Under the rules of the Liberal Democratic Party (LDP), Koizumi is not eligible for another term. Having won a landslide victory in one of Japan's most colorful elections ever last September, the prime minister nonetheless said he would step down.

Yet he leaves a political climate that has moved so far to the right that the leading successor in the party is Cabinet Secretary Shinzo Abe, whose grandfather was a Cabinet member during World War II and who belongs to a new breed of unapologetic patriots who have openly described China as a "threat."

In recent months, the jockeying has taken an unexpected turn, however. Moderate candidate Yasuo Fukuda is making a run, at least in LDP party circle discussions.

Citing a need for better relations with huge trading partner China, business leaders as well support Mr. Fukuda, a former cabinet secretary. In a recent survey of 31 business leaders, 15 opted for Fukuda, while 12 gave Abe the nod.

Yet Abe is again picking up in popular polls, helped by an unlikely source.
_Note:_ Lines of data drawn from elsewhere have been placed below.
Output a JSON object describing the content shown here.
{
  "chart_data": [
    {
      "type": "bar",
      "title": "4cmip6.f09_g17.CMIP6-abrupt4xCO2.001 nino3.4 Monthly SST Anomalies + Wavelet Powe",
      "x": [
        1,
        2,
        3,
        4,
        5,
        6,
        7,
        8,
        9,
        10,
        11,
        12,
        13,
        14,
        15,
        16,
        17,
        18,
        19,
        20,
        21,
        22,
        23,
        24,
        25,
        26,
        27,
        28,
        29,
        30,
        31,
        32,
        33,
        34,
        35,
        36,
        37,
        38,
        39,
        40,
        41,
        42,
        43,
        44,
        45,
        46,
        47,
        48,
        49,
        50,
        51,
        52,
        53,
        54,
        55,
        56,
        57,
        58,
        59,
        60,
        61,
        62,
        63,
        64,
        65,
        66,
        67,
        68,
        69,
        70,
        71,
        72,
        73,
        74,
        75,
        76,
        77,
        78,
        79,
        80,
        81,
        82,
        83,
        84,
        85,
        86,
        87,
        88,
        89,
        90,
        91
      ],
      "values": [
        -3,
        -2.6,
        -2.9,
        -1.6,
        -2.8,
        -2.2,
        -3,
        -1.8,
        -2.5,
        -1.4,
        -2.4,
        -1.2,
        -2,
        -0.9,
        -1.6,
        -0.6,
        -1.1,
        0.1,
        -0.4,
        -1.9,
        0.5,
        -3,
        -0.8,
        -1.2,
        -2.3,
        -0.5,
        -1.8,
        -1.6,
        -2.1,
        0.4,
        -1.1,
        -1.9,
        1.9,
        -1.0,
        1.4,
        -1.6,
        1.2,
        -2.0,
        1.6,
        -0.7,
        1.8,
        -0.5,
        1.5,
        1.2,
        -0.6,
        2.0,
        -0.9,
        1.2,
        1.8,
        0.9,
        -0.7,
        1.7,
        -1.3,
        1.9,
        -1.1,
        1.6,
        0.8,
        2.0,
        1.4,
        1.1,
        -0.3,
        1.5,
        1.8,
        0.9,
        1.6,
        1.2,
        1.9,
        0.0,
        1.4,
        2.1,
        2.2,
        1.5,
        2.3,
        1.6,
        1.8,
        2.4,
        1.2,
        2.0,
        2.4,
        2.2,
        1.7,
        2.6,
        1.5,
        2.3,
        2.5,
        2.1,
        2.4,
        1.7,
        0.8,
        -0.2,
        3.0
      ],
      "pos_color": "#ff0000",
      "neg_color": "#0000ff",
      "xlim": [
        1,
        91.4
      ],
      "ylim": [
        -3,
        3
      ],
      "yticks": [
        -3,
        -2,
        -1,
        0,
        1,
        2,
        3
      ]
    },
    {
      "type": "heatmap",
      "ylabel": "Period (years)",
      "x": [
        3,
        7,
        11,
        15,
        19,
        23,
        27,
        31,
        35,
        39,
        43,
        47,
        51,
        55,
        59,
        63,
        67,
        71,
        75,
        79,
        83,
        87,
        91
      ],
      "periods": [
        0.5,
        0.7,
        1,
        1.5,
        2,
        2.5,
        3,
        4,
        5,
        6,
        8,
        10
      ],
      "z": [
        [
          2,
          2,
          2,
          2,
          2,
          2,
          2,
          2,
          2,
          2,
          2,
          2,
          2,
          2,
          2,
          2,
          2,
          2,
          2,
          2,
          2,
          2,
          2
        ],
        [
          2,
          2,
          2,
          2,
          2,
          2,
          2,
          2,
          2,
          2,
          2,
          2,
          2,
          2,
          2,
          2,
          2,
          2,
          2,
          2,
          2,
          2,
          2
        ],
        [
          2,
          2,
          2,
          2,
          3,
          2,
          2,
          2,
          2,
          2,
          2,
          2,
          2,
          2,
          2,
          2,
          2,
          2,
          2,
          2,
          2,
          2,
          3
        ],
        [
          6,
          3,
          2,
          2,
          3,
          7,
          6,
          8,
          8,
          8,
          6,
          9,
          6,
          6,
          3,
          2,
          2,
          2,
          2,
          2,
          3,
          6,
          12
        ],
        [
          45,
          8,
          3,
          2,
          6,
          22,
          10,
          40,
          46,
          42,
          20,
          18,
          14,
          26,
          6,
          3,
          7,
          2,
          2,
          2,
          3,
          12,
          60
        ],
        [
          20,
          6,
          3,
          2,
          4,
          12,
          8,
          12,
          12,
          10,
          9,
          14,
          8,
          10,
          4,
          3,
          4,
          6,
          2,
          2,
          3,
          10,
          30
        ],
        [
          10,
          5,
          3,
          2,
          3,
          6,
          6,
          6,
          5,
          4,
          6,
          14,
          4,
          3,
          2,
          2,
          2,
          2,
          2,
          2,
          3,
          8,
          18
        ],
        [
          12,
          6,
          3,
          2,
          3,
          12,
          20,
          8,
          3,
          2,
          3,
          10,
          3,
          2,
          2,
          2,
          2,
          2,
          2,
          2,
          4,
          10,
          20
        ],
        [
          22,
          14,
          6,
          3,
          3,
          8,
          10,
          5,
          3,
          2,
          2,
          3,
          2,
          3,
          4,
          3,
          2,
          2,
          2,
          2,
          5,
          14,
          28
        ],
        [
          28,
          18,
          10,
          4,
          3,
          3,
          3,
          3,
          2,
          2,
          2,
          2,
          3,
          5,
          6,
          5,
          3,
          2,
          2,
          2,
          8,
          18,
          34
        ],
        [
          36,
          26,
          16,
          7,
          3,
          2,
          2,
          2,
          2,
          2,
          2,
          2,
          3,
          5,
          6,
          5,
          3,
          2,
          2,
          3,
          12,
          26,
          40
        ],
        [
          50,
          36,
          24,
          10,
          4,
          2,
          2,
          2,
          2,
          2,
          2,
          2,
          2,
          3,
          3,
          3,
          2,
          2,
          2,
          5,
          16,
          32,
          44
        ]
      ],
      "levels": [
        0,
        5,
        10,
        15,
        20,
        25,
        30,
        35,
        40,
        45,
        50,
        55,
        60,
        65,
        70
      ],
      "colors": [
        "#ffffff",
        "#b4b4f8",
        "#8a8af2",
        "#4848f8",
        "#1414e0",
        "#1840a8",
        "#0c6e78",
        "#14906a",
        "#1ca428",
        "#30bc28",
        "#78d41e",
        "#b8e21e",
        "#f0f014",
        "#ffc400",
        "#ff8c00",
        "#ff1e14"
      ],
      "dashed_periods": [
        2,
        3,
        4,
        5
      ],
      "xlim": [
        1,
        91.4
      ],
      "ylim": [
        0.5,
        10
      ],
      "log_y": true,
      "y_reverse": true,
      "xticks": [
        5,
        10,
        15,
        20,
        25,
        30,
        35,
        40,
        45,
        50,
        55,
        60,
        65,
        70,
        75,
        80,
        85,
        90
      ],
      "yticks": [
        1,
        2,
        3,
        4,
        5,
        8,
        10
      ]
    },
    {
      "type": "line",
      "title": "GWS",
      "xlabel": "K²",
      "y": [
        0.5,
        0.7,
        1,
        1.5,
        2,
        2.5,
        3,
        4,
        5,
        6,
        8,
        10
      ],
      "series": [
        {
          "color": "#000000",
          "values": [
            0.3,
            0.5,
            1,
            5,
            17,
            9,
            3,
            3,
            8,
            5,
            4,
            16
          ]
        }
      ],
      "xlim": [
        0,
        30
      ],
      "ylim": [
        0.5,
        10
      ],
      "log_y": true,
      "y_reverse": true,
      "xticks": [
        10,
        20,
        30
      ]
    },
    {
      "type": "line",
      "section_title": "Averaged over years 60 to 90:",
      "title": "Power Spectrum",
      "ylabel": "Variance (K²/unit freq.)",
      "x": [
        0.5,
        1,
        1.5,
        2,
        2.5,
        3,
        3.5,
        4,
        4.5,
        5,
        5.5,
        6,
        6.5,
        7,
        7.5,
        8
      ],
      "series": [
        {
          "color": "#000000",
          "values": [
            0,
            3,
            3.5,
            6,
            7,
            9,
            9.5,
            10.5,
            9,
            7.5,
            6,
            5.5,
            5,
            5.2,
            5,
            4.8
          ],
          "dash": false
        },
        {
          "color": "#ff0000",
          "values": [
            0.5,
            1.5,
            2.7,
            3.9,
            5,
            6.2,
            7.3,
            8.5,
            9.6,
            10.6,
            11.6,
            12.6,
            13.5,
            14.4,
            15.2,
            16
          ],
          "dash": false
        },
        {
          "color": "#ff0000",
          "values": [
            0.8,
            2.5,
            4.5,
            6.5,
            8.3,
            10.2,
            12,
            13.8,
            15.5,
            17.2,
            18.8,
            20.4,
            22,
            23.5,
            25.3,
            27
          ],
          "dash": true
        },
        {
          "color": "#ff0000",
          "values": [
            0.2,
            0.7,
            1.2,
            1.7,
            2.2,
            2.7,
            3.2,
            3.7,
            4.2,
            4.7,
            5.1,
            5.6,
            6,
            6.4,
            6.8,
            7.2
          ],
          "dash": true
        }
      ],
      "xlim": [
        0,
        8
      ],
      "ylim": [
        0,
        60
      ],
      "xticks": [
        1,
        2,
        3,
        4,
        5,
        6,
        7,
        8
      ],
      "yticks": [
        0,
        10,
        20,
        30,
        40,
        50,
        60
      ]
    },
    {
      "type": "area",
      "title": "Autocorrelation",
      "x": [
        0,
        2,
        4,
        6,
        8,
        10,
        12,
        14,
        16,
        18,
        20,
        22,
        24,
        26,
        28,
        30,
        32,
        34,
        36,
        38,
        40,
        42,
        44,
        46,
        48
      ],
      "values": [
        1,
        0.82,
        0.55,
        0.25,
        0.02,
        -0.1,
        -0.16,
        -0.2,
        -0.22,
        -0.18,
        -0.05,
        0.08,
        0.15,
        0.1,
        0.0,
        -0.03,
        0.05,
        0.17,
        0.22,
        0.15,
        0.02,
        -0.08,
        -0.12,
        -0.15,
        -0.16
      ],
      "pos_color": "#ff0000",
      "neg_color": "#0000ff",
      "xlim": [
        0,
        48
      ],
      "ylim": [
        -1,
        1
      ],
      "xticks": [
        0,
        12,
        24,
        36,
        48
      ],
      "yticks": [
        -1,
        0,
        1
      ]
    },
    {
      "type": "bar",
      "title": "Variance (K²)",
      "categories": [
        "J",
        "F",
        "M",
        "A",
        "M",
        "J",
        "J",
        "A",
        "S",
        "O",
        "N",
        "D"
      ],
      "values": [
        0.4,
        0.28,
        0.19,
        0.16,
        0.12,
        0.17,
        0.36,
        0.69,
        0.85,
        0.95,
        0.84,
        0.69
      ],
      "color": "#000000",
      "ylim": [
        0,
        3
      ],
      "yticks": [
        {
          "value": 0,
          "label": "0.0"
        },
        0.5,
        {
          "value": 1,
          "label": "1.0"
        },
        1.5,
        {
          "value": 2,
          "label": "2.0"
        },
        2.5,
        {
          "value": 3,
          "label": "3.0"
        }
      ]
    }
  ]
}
By placing a Taepodong 2 long-range missile in launch position in North Korea, Kim Jong Il has created worry in Japan – which parlays into national security fears and a boost for Abe.

"Kim launched the first Taepodong over Japan in 1998," notes a Western diplomat. "That resulted in the beginning of missile defense and the first close military alliance between Japan and the US. Now his second missile is moving to elect Abe. Kim is aiding the Japanese right-wing. How ironic is that?"

US officials regard Tokyo as their most reliable ally in the Pacific. Yet such status requires maintenance, they say, and careful attention to how the relationship plays with other partners.

South Korean diplomats have felt dismay, if not betrayal, for example, at what appears to be US neutrality on Japan's recent claims over the Dokdo islands off Korea. This spring, Korean and Japanese naval vessels came close to a standoff over Dokdo, which Japan calls Takeshima. Seoul has long felt that the US regarded Dokdo as Korean.

Last week, President Roh weighed Seoul's military ability against Japan's, telling coast guard officers that, "It is true Japan is superior in military power, but we have enough military capability to deter Japan's provocations."

As Koizumi arrives in the US, he is bringing the welcome message that Japan has agreed to lift its ban on US beef imports, put in place five months ago over concerns about mad cow disease. The ban came just a month after a previous two-year ban had been lifted. The issue has caused anger in Congress, puzzlement in ranch states, and frustration at the US Embassy over what have been viewed as subjective claims by Japan regarding US regulation of its beef exports.

Then there are new US concerns about Japan's revisionism regarding its history with the US. The Yushukan museum, on the grounds of Yasukuni shrine, suggests that the US, not Japan, was responsible for World War II.

"We have our own history issues with Japan," says Mr. Vogel of Harvard. "The fiction that we forced Japan into World War II, things like that, are getting stronger. It is not in Japan's interest to promote these views, and we need to get a fuller discussion about history. We can be balanced and even-handed, and not one-sided, in Asia."